Together in one volume – An Englishman traipses through Europe’s 7 least populated nations. More about the countries of:
* San Marino
* Vatican City, and
later on in the blog – plus the self-governing territory of Gibralter. All are mere Dots on the Map. More like Iotas on the Map, really. (I didn’t include Andorra because I’ve already blogged about it.)
I want to be from the Faroe Islands. (Except for trying to date someone you aren’t related to, it sounds grand.) I want to be related to everyone else on the plane from Heathrow. I want to be able to tell the lone Englishman aboard, “Sorry Sir, we only have newspapers in Faroese.” The author says the language sounds a lot like Danish. Hey, my ancestors were Danish.
Absailing sheep, for real!
In a land of few blaring car stereos, conscientious drivers, and streets that run almost straight up and down. Where the very ancient parliament is called the ting. Or as Leaky says, the Thing.

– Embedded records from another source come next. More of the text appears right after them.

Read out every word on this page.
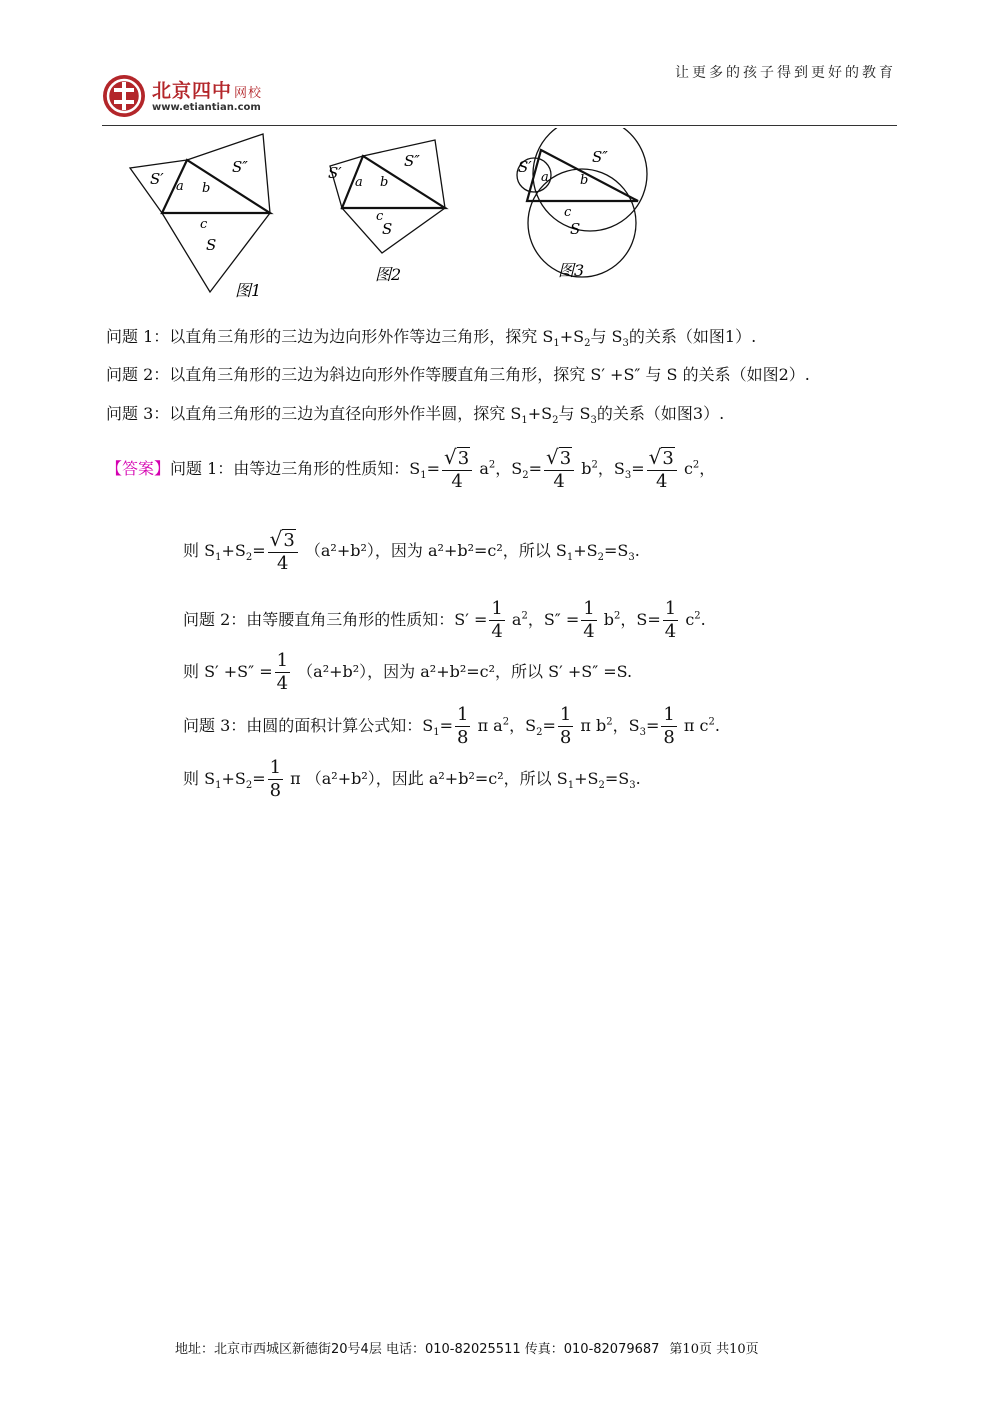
让更多的孩子得到更好的教育
北京四中 网校
www.etiantian.com
S′
S″
a b
c
S
图1
S′
S″
a b
c
S
图2
S′
S″
a b
c
S
图3
问题 1：以直角三角形的三边为边向形外作等边三角形，探究 $S_1+S_2$与 $S_3$的关系（如图1）.
问题 2：以直角三角形的三边为斜边向形外作等腰直角三角形，探究 S′ +S″ 与 S 的关系（如图2）.
问题 3：以直角三角形的三边为直径向形外作半圆，探究 $S_1+S_2$与 $S_3$的关系（如图3）.
【答案】问题 1：由等边三角形的性质知：$S_1= \frac{√3}{4} a^2$，$S_2= \frac{√3}{4} b^2$，$S_3= \frac{√3}{4} c^2$，
则 $S_1+S_2= \frac{√3}{4} (a^2+b^2)$，因为 a²+b²=c²，所以 $S_1+S_2=S_3$.
问题 2：由等腰直角三角形的性质知：$S' = \frac{1}{4} a^2$，$S'' = \frac{1}{4} b^2$，$S= \frac{1}{4} c^2$.
则 $S' +S'' = \frac{1}{4} (a^2+b^2)$，因为 a²+b²=c²，所以 S′ +S″ =S.
问题 3：由圆的面积计算公式知：$S_1= \frac{1}{8}$ π $a^2$，$S_2= \frac{1}{8}$ π $b^2$，$S_3= \frac{1}{8}$ π $c^2$.
则 $S_1+S_2= \frac{1}{8}$ π （a²+b²），因此 a²+b²=c²，所以 $S_1+S_2=S_3$.
地址：北京市西城区新德街20号4层 电话：010-82025511 传真：010-82079687 第10页 共10页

Would the place be so fascinating if I lived there? No. Comforting, perhaps – maybe even a little boring. But there’s always the Internet.
Unfortunately the national dish is boiled puffin.
Fimm fimm Stars
Yes, that’s “five” in Faroese. You need both “fimms”. The Danish word, if you’re interested, is “fem” – Faroese having separated itself from Old Norse about 600 years ago.
Leaky writes with self-deprecating humor and the keen eye for the ridiculous that makes the travelogues of Redmond O’Hanlon so enjoyable.
I look forward to comparing the other “tiniest” countries. And theorizing on why they remain independent when bigger ones were swallowed long ago.